Saúl Alejandro Flores

Estimados lectores, continuamos con la exposición de lo que comprende el concepto que les he compartido en estas últimas cuatro semanas y sobre el que me encuentro desarrollando y que he denominado como “obligación hídrica”. En esta entrega, comenzaré con el marco legal regulatorio como mecanismo que allane el cumplimiento del derecho y concretice la obligación.

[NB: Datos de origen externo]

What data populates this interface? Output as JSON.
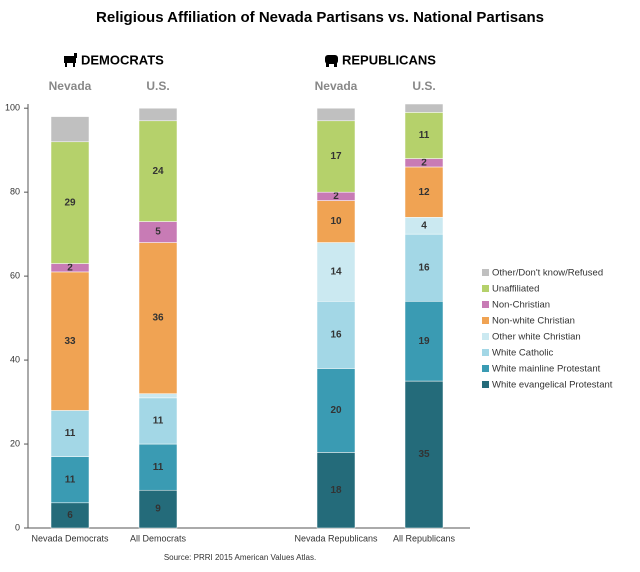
{
  "chart_data": {
    "type": "stacked-bar",
    "title": "Religious Affiliation of Nevada Partisans vs. National Partisans",
    "source": "Source: PRRI 2015 American Values Atlas.",
    "groups": [
      {
        "label": "DEMOCRATS",
        "sublabels": [
          "Nevada",
          "U.S."
        ]
      },
      {
        "label": "REPUBLICANS",
        "sublabels": [
          "Nevada",
          "U.S."
        ]
      }
    ],
    "categories": [
      "Nevada Democrats",
      "All Democrats",
      "Nevada Republicans",
      "All Republicans"
    ],
    "ylim": [
      0,
      101
    ],
    "yticks": [
      0,
      20,
      40,
      60,
      80,
      100
    ],
    "series": [
      {
        "name": "White evangelical Protestant",
        "color": "#246b7a",
        "labels": true,
        "values": [
          6,
          9,
          18,
          35
        ]
      },
      {
        "name": "White mainline Protestant",
        "color": "#3a9bb3",
        "labels": true,
        "values": [
          11,
          11,
          20,
          19
        ]
      },
      {
        "name": "White Catholic",
        "color": "#a3d7e6",
        "labels": true,
        "values": [
          11,
          11,
          16,
          16
        ]
      },
      {
        "name": "Other white Christian",
        "color": "#cbe9f1",
        "labels": true,
        "values": [
          0,
          1,
          14,
          4
        ]
      },
      {
        "name": "Non-white Christian",
        "color": "#f0a353",
        "labels": true,
        "values": [
          33,
          36,
          10,
          12
        ]
      },
      {
        "name": "Non-Christian",
        "color": "#c87bb5",
        "labels": true,
        "values": [
          2,
          5,
          2,
          2
        ]
      },
      {
        "name": "Unaffiliated",
        "color": "#b5d16b",
        "labels": true,
        "values": [
          29,
          24,
          17,
          11
        ]
      },
      {
        "name": "Other/Don't know/Refused",
        "color": "#c0c0c0",
        "labels": false,
        "values": [
          6,
          3,
          3,
          2
        ]
      }
    ]
  }
}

En primer lugar, debemos recordar o reconocer que existe una jerarquía normativa, la Constitución ocupa el máximo lugar, de ahí que sea la piedra angular del orden jurídico, por lo tanto, el resto de las disposiciones legales y reglamentarias de ahí se desprenderían. La ley marca un actuar de conformidad con el principio de legalidad garantizado en el derecho público. Por lo tanto, se debe impulsar el desarrollo de apartados y disposiciones desde el ámbito estatal, es decir, desde la ley estatal para los servicios de agua y saneamiento, cuya esencia es regular la prestación de estos y contemplar por lo menos lo siguiente:

  1. Las particularidades para el acceso al agua potable y saneamiento de todos los habitantes; b) Los parámetros mínimos de calidad y continuidad con que deberán prestarse los servicios; c) Las facultades, responsabilidades y recursos financieros de un ente regulador para garantizar el cumplimiento de acceso al agua potable y saneamiento de las poblaciones, y los parámetros de calidad establecidos; d) Que defina las facultades y fortalezca la estructura organizacional, técnica y administrativa de las autoridades estatales de agua, como apoyo a la gestión y capacidad de los organismos operadores; e) La participación, atribuciones y responsabilidades de todos los actores que participan en la prestación de los servicios: autoridades municipales, prestadores de servicios, usuarios de estos, autoridades del Estado, representantes sociales, etc. f) La definición de un marco financiero y subsidiario del Estado para apoyo a aquellos que no cuentan con la capacidad de solventar el costo de los servicios; destacando hospitales, centros de salud y escuelas todos del ámbito público; g) Las políticas y criterios para el establecimiento de tarifas y subsidios que respondan a las necesidades de los operadores y de los usuarios; h) Los lineamientos, políticas y apoyos que propicien, fomenten y faciliten la creación de entidades intermunicipales o regionales para la prestación de los servicios; i) Las disposiciones e instrumentos para priorizar, dirigir y acceder a las inversiones y apoyos del estado y la gestión de los recursos federales; j) Los procesos y políticas para la evaluación periódica de la gestión de los prestadores de los servicios; j) La profesionalización de los recursos humanos, tanto de las autoridades estatales de agua, como de los organismos operadores; k) La planeación y continuidad de los servicios; l) La creación y fortalecimiento de una base de datos que permita contar con información de la infraestructura hidráulica, sus condiciones y los servicios que prestan; m) La creación de un Subsistema de Información que facilite la planeación, evaluación y fortalecimiento de los servicios. Esto está respaldado en lo que he denominado en otras y varias ocasiones anteriores como sistema estatal del agua.

En segundo lugar, tenemos la Planeación de los Servicios. Sobre este rubro, manifiesto que, a pesar de que la mayoría de las autoridades estatales de agua cuentan con facultades para ordenar las políticas públicas del subsector y dar seguimiento a los ordenamientos emanados de los planes estatales de desarrollo, mediante el diseño y aplicación de estrategias, objetivos, metas, prioridades y acciones, así como asignar recursos, responsabilidades y tiempos de ejecución, la mayoría de dichas autoridades carece de la estructura para dar cumplimiento a estos ordenamientos y para dar seguimiento a los avances en la gestión de los servicios. Como medida para superar este sesgo se propone:

  1. evaluar detalladamente las facultades y los instrumentos con que cuentan las autoridades estatales de agua para llevar a cabo las disposiciones del Marco Legal, la Planeación de los servicios, así como las relaciones de autoridad, coordinación y operatividad con los tres órdenes de gobierno y las diferentes organizaciones ciudadanas, para determinar los ajustes, adecuaciones y adiciones necesarias para su cabal cumplimiento; y
  2. crear y fortalecer, con el debido equipamiento y personal, las áreas que se deben responsabilizar de diseñar, coordinar y dar seguimiento a las Políticas Públicas, estrategias, objetivos, procesos, acciones, metas e inversiones para impulsar la ampliación, el desarrollo y consolidación de los servicios.

La próxima semana continuaré con los apartados administrativos. No olviden la importancia de emprender políticas y acciones que permitan que en México y Aguascalientes el agua nos alcance.